Effect of Cu Concentration on the Solid-State Aging Reactions between SnAgCu Lead-Free Solders and Ni

L. G. Shiau, C. E. Ho, W. C. Luo, and C. Robert Kao

Department of Chemical & Materials Engineering

National Central University

Chungli City, Taiwan

Abstract:

The SnAgCu series of solders are considered very promising lead-free replacements for the Sn-37Pb solder, especially for reflow soldering applications. Recent studies revealed that, during soldering, the Cu concentration had a very strong effect on the reactions between SnAgCu solders and Ni. When the Cu concentration was low (x=0.3 and lower), the reaction product was (Ni_1-xCu_x)₃Sn₄ at the interface of a solder joint. At high Cu concentrations (x=0.6 and higher), the reaction product was (Cu_1-yNi_y)₆Sn₅. When the Cu concentration was in-between (x=0.4 and 0.5), both (Ni_1-xCu_x)₃Sn₄ and (Cu_1-yNi_y)₆Sn₅, formed. In other words, during soldering, the Cu concentration must be strictly controlled in order to obtain consistent results. In this study, we would like to extend the earlier studies to investigate whether this strong concentration dependency also occurs during the solid-state aging of the solder joints. We aged solder joints at the solid-state at several different temperatures for time as long as 1000 hours.

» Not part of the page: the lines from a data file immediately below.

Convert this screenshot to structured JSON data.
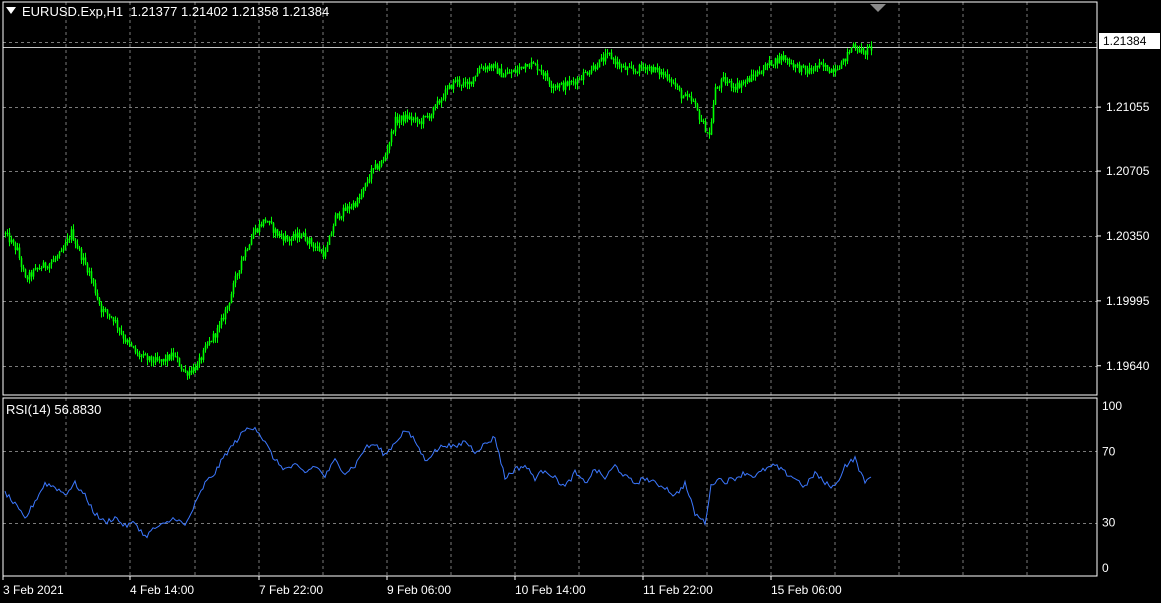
{
  "header": {
    "symbol": "EURUSD.Exp,H1",
    "ohlc": "1.21377 1.21402 1.21358 1.21384"
  },
  "rsi_panel": {
    "label": "RSI(14) 56.8830"
  },
  "current_price": "1.21384",
  "colors": {
    "background": "#000000",
    "grid": "#7a7a7a",
    "candle": "#00ff00",
    "rsi_line": "#3c78ff",
    "axis_text": "#ffffff"
  },
  "chart_data": [
    {
      "type": "candlestick",
      "symbol": "EURUSD.Exp",
      "timeframe": "H1",
      "price_ticks": [
        "1.21055",
        "1.20705",
        "1.20350",
        "1.19995",
        "1.19640"
      ],
      "price_tick_values": [
        1.21055,
        1.20705,
        1.2035,
        1.19995,
        1.1964
      ],
      "ylim": [
        1.1948,
        1.2163
      ],
      "time_labels": [
        "3 Feb 2021",
        "4 Feb 14:00",
        "7 Feb 22:00",
        "9 Feb 06:00",
        "10 Feb 14:00",
        "11 Feb 22:00",
        "15 Feb 06:00"
      ],
      "close_anchors": [
        [
          0,
          1.2036
        ],
        [
          6,
          1.2027
        ],
        [
          10,
          1.2011
        ],
        [
          16,
          1.2017
        ],
        [
          22,
          1.202
        ],
        [
          28,
          1.2025
        ],
        [
          33,
          1.2037
        ],
        [
          38,
          1.2024
        ],
        [
          42,
          1.2015
        ],
        [
          48,
          1.1995
        ],
        [
          54,
          1.199
        ],
        [
          60,
          1.1978
        ],
        [
          66,
          1.197
        ],
        [
          72,
          1.1967
        ],
        [
          78,
          1.1966
        ],
        [
          84,
          1.197
        ],
        [
          90,
          1.196
        ],
        [
          96,
          1.1964
        ],
        [
          101,
          1.1975
        ],
        [
          107,
          1.1985
        ],
        [
          112,
          1.2
        ],
        [
          118,
          1.2022
        ],
        [
          124,
          1.2037
        ],
        [
          130,
          1.2044
        ],
        [
          136,
          1.2036
        ],
        [
          142,
          1.2033
        ],
        [
          148,
          1.2036
        ],
        [
          154,
          1.203
        ],
        [
          160,
          1.2025
        ],
        [
          165,
          1.2045
        ],
        [
          171,
          1.205
        ],
        [
          177,
          1.2055
        ],
        [
          183,
          1.207
        ],
        [
          189,
          1.2076
        ],
        [
          195,
          1.2098
        ],
        [
          201,
          1.21
        ],
        [
          207,
          1.2097
        ],
        [
          213,
          1.2102
        ],
        [
          219,
          1.2112
        ],
        [
          225,
          1.212
        ],
        [
          231,
          1.2117
        ],
        [
          237,
          1.2127
        ],
        [
          243,
          1.2128
        ],
        [
          249,
          1.2123
        ],
        [
          255,
          1.2125
        ],
        [
          261,
          1.213
        ],
        [
          267,
          1.2127
        ],
        [
          273,
          1.2118
        ],
        [
          279,
          1.2117
        ],
        [
          285,
          1.212
        ],
        [
          291,
          1.2125
        ],
        [
          297,
          1.213
        ],
        [
          302,
          1.2134
        ],
        [
          308,
          1.2127
        ],
        [
          314,
          1.2125
        ],
        [
          320,
          1.2128
        ],
        [
          326,
          1.2125
        ],
        [
          332,
          1.2122
        ],
        [
          338,
          1.2112
        ],
        [
          344,
          1.2108
        ],
        [
          348,
          1.2098
        ],
        [
          352,
          1.209
        ],
        [
          355,
          1.2115
        ],
        [
          359,
          1.212
        ],
        [
          365,
          1.2117
        ],
        [
          371,
          1.212
        ],
        [
          377,
          1.2125
        ],
        [
          383,
          1.213
        ],
        [
          389,
          1.2133
        ],
        [
          395,
          1.2128
        ],
        [
          401,
          1.2125
        ],
        [
          407,
          1.2128
        ],
        [
          413,
          1.2126
        ],
        [
          419,
          1.213
        ],
        [
          424,
          1.214
        ],
        [
          429,
          1.2135
        ],
        [
          433,
          1.2138
        ]
      ]
    },
    {
      "type": "line",
      "name": "RSI(14)",
      "last_value": 56.883,
      "ylim": [
        0,
        100
      ],
      "ticks": [
        "100",
        "70",
        "30",
        "0"
      ],
      "tick_values": [
        100,
        70,
        30,
        0
      ],
      "levels": [
        70,
        30
      ],
      "anchors": [
        [
          0,
          47
        ],
        [
          5,
          40
        ],
        [
          10,
          32
        ],
        [
          15,
          42
        ],
        [
          20,
          52
        ],
        [
          25,
          50
        ],
        [
          30,
          46
        ],
        [
          35,
          52
        ],
        [
          40,
          45
        ],
        [
          45,
          35
        ],
        [
          50,
          30
        ],
        [
          55,
          33
        ],
        [
          60,
          28
        ],
        [
          65,
          30
        ],
        [
          70,
          22
        ],
        [
          75,
          27
        ],
        [
          80,
          29
        ],
        [
          85,
          33
        ],
        [
          90,
          28
        ],
        [
          95,
          40
        ],
        [
          100,
          52
        ],
        [
          105,
          58
        ],
        [
          110,
          68
        ],
        [
          115,
          75
        ],
        [
          120,
          82
        ],
        [
          125,
          84
        ],
        [
          130,
          75
        ],
        [
          135,
          65
        ],
        [
          140,
          60
        ],
        [
          145,
          62
        ],
        [
          150,
          58
        ],
        [
          155,
          62
        ],
        [
          160,
          56
        ],
        [
          165,
          65
        ],
        [
          170,
          58
        ],
        [
          175,
          62
        ],
        [
          180,
          72
        ],
        [
          185,
          74
        ],
        [
          190,
          68
        ],
        [
          195,
          75
        ],
        [
          200,
          82
        ],
        [
          205,
          76
        ],
        [
          210,
          65
        ],
        [
          215,
          70
        ],
        [
          220,
          74
        ],
        [
          225,
          72
        ],
        [
          230,
          76
        ],
        [
          235,
          70
        ],
        [
          240,
          74
        ],
        [
          245,
          78
        ],
        [
          250,
          55
        ],
        [
          255,
          60
        ],
        [
          260,
          62
        ],
        [
          265,
          55
        ],
        [
          270,
          60
        ],
        [
          275,
          55
        ],
        [
          280,
          50
        ],
        [
          285,
          58
        ],
        [
          290,
          52
        ],
        [
          295,
          60
        ],
        [
          300,
          55
        ],
        [
          305,
          62
        ],
        [
          310,
          56
        ],
        [
          315,
          52
        ],
        [
          320,
          55
        ],
        [
          325,
          52
        ],
        [
          330,
          50
        ],
        [
          335,
          45
        ],
        [
          340,
          52
        ],
        [
          345,
          35
        ],
        [
          350,
          30
        ],
        [
          353,
          50
        ],
        [
          356,
          55
        ],
        [
          360,
          53
        ],
        [
          365,
          55
        ],
        [
          370,
          58
        ],
        [
          375,
          56
        ],
        [
          380,
          60
        ],
        [
          385,
          62
        ],
        [
          390,
          58
        ],
        [
          395,
          55
        ],
        [
          400,
          50
        ],
        [
          405,
          58
        ],
        [
          410,
          52
        ],
        [
          415,
          50
        ],
        [
          420,
          62
        ],
        [
          425,
          66
        ],
        [
          430,
          52
        ],
        [
          433,
          57
        ]
      ],
      "time_labels": [
        "3 Feb 2021",
        "4 Feb 14:00",
        "7 Feb 22:00",
        "9 Feb 06:00",
        "10 Feb 14:00",
        "11 Feb 22:00",
        "15 Feb 06:00"
      ]
    }
  ]
}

The solder compositions studied include Sn-3.5Ag-0.2Cu, Sn-3.5Ag-0.3Cu, Sn-3.5Ag-0.4Cu, Sn-3.5Ag-0.5Cu, Sn-3.5Ag-0.6Cu, Sn-3.5Ag-0.7Cu, and Sn-3.5Ag-1.0Cu. Analysis techniques used include optical microscope, SEM, EPMA, and XRD. It is found that the strong sensitivity to the Cu composition disappeared after solid-state aging at high temperatures for a sufficient period of time. For all the Cu concentrations studied, the same type of intermetallic compounds formed at the interface after aging. A layer of (Cu_1-yNi_y)₆Sn₅ over a layer of (Ni_1-xCu_x)₃Sn₄ was found at the interface. This study showed that the initial difference in the intermetallic compounds right after reflow can be aged out at high temperatures. The growth mechanisms for (Cu_1-yNi_y)₆Sn₅ and (Ni_1-xCu_x)₃Sn₄ are different, and are pointed out in this study.